Friday, July 10, 2015

Hive throws Socket Timeout Exception: Read time out

Hive on our gateway applies thrift-server for the purpose of connecting to metadata at remote MySQL database. Yesterday, there was an error complaining about 'MetaException(message:Got exception: org.apache.thrift.transport.TTransportException java.net.SocketTimeoutException: Read timed out)', and it just emerged out of the void.

Firstly, I checked which remote thrift-server current Hive is connecting to via netstat command:
# On terminal_window_1
$ nohup hive -e "use target_db;" &

# On another terminal_window_2
$ netstat -anp | grep 26232

Invoke the second command on terminal_window_2 right after executing the first command, in which, 26232 is the first command's PID. This will end up showing all network connections the specific process is opening:
Proto Recv-Q Send-Q Local Address               Foreign Address                State       PID/Program name
tcp        0      0 127.0.0.1:21786             192.168.7.11:9083              ESTABLISHED 26232/java

Obviously, current hive is connecting to a thrift-server residing at 192.168.7.11:9083. Execute command `telnet 192.168.7.11 9083` to verify whether it is accessible to the target IP and port. In our case, it is accessible.
96:/root>telnet 192.168.7.11 9083
Trying 192.168.7.11...
Connected to undefine.inidc.com.cn (192.168.7.11).
Escape character is '^]'.

Then I switch to that thrift-server, find the process via `ps aux | grep HiveMetaStore`, kill it and then start it again by `hive --service metastore`, it complains 'Access denied for user 'Diablo'@'d82.hide.cn''. Apparently, it is related with MySQL privileges. run the following command in MySQL as user root:
GRANT ALL PRIVILEGES ON Diablo.* TO 'Diablo'@'d82.hide.cn' IDENTIFIED BY 'Diablo'

Restart thrift-server again, and eventually, everything's back to normal.







Wednesday, July 8, 2015

Issue Related With The Owner Of Hive Dirs/Files Created On HDFS is Not The User Executing Hive Command (Hive User Impersonation)

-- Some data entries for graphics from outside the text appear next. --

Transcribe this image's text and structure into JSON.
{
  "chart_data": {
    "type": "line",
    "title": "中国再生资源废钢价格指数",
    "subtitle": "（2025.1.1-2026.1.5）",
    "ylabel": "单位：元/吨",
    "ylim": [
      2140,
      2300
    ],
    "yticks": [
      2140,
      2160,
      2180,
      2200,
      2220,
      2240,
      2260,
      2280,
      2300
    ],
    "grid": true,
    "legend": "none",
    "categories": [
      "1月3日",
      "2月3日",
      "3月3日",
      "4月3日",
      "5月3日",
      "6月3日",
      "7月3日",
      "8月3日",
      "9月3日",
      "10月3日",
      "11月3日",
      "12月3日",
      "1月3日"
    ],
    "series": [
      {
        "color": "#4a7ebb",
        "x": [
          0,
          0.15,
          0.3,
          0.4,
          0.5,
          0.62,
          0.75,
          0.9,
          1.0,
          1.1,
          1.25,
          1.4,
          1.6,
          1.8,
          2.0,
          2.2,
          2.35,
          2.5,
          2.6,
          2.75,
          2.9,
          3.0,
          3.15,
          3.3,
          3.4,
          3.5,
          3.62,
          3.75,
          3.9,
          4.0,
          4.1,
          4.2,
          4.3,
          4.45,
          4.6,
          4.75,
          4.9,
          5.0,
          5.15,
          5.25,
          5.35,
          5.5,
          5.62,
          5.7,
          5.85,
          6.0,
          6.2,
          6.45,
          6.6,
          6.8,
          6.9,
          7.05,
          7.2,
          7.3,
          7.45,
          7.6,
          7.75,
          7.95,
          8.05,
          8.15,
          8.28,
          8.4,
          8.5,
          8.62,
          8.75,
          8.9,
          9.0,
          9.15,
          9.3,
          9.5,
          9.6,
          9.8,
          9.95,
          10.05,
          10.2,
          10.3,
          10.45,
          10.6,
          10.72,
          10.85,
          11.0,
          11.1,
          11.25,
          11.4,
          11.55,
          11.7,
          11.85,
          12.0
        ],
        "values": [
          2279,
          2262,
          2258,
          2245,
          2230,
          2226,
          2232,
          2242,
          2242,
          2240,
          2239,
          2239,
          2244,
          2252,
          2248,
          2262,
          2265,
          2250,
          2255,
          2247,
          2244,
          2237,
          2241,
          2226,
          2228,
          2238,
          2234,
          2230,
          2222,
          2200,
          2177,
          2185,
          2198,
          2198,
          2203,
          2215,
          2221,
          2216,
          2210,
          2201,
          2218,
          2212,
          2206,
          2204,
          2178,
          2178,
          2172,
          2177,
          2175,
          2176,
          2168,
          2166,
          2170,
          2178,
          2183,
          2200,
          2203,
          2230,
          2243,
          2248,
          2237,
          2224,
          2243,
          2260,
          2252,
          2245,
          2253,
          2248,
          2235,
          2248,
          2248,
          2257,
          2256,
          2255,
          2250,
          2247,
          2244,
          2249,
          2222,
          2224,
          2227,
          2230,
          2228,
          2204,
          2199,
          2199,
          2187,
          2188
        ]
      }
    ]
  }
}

When executing hive command from one of our gateways in any user 'A', then doing some operations which will create files/dirs to hive warehouse on HDFS, the owner of newly-created files/dirs will always be 'supertool', which is the creator of hiveserver2(metastore) process, whichever user 'A' is:
###-- hiveserver2(metastore) belongs to user 'supertool' --
K1201:~>ps aux | grep -v grep | grep metastore.HiveMetaStore --color
500      30320  0.0  0.5 1209800 263548 ?      Sl   Jan28  59:29 /usr/java/jdk1.7.0_11//bin/java -Xmx10000m -Djava.net.preferIPv4Stack=true -Dhadoop.log.dir=/home/workspace/hadoop/logs -Dhadoop.log.file=hadoop.log -Dhadoop.home.dir=/home/workspace/hadoop -Dhadoop.id.str=supertool -Dhadoop.root.logger=INFO,console -Djava.library.path=/home/workspace/hadoop/lib/native -Dhadoop.policy.file=hadoop-policy.xml -Djava.net.preferIPv4Stack=true -Xmx512m -Dhadoop.security.logger=INFO,NullAppender org.apache.hadoop.util.RunJar /home/workspace/hive-0.13.0-bin/lib/hive-service-0.13.0.jar org.apache.hadoop.hive.metastore.HiveMetaStore
K1201:~>cat /etc/passwd | grep 500
supertool:x:500:500:supertool:/home/supertool:/bin/bash

###-- invoke hive command in user 'withdata' and create a database and table --
114:~>whoami
withdata
114:~>hive
hive> create database test_db;
OK
Time taken: 1.295 seconds
hive> use test_db;
OK
Time taken: 0.031 seconds
hive> create table test_tbl(id int);
OK
Time taken: 0.864 seconds

###-- the newly-created database and table belongs to user 'supertool' --
114:~>hadoop fs -ls /user/supertool/hive/warehouse | grep test_db
drwxrwxr-x   - supertool    supertool             0 2015-07-08 15:13 /user/supertool/hive/warehouse/test_db.db
114:~>hadoop fs -ls /user/supertool/hive/warehouse/test_db.db
Found 1 items
drwxrwxr-x   - supertool supertool          0 2015-07-08 15:13 /user/supertool/hive/warehouse/test_db.db/test_tbl

This can be explained by Hive User Impersonation. By default, HiveServer2 performs the query processing as the user who submitted the query. But if related parameters, which are as follows, are set wrongly, the query will run as the user that the hiveserver2 process runs as. The correct way to configure is as below:
<property>
  <name>hive.server2.enable.doAs</name>
  <value>true</value>
  <description>Set this property to enable impersonation in Hive Server 2</description>
</property>
<property>
  <name>hive.metastore.execute.setugi</name>
  <value>true</value>
  <description>Set this property to enable Hive Metastore service impersonation in unsecure mode. In unsecure mode, setting this property to true will cause the metastore to execute DFS operations using the client's reported user and group permissions. Note that this property must be set on both the client and server sides. If the client sets it to true and the server sets it to false, the client setting will be ignored.</description>
</property>

The above settings is self-explained well in their descriptions. Thus there's a need to rectify our hive-site.xml and then restart our hiveserver2(metastore) service.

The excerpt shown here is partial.